Did you read this page? https://www.postgresql.org/docs/current/explicit-locking.htm...

atombender•1y ago
That's a great page, but it has several issues.

First, it isn't complete; as I said, the locking behaviour is spread out all over the Postgres documentation. For example, that page doesn't list what locks DROP INDEX takes. To find that out, you have to go to the documentation page for that command and read it carefully. In fact, really carefully — the locking behaviour is only documented under the section about CONCURRENTLY.

The page also doesn't list what possible commands are then blocked. Locks interact in subtle (and incorrectly named!) ways that are explained in the tables on that page ("Conflicting lock modes"), so to understand if something will block something else you have to look at the two commands you are curious about and then look at how their locks interact.

gulcin_xata•1y ago
I agree, it is not so straightforward to find out.
braiamp•1y ago
These are database locks, which means that depending which arrives first, the later transaction has to wait till the first one finishes to complete. These locks are about SQL commands and which commands can run concurrently with the others. There's a graph here of how that looks like https://pankrat.github.io/2015/django-migrations-without-dow...

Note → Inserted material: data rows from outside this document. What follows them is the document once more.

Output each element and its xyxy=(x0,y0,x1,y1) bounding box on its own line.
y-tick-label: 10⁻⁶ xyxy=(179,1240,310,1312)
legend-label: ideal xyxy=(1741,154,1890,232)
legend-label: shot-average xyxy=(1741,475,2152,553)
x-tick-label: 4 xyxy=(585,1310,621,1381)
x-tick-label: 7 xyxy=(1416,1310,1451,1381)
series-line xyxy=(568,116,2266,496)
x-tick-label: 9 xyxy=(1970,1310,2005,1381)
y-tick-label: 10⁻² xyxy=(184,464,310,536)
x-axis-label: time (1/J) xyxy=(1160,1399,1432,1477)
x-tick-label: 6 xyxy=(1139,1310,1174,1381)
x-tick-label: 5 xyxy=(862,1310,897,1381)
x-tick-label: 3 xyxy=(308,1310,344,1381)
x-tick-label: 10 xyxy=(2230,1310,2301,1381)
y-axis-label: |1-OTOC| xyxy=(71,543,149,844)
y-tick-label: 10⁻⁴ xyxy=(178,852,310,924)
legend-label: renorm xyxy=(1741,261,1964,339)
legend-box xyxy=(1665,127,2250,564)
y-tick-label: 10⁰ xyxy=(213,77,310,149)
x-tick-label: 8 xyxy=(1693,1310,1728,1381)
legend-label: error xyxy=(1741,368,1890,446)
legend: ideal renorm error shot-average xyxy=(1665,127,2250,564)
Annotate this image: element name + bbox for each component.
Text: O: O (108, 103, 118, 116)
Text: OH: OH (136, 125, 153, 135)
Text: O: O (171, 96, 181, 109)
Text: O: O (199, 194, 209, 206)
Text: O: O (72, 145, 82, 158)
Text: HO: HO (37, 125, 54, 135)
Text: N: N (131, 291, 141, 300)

Usually for maximum performance (minimum latency, maximum throughput) you want to have operations not lock each other, unless absolutely necessary, in which case you want them to be short.

whilenot-dev•1y ago
You make it sound like the conflict is just affecting performance and won't result in a deadlock. So it's for performance aware postgres clients/users, and not for postgres developers?
andyferris•1y ago
It is a guide for developers using postgres as a client, who need to write systems that don't deadlock, are performant and are correct. These are the (rather sharp) tools that postgres provides for doing so (or else you can use e.g. serializable isolation and optimistic concurrency, but in my experience that has too many false positives and bail out rather eagerly, whereas these tools let you be very precise and granular).
mebcitto•1y ago
Other relevant talks/blogs that I found really useful for understanding Postgres locks are:

* Unlocking the Postgres Lock Manager by Bruce Momjian: https://momjian.us/main/writings/pgsql/locking.pdf

* Anatomy of table-level locks by Gulcin Yildirim Jelinek: https://xata.io/blog/anatomy-of-locks

pasxizeis•1y ago
Shameless plug: I wrote a tool[1] that executes a given migration against a test database (e.g. in your CI) and reports back what locks it acquired.

The rationale being to have a "lock diagnostics report" commented in your PR's migration file.

It's a prototype and has a few rough edges and missing functionality, but feedback is more than welcome.

[1] https://github.com/agis/pglockanalyze

jononor•1y ago
Very practical! Locking is one of the things that can really bite when doing migrations.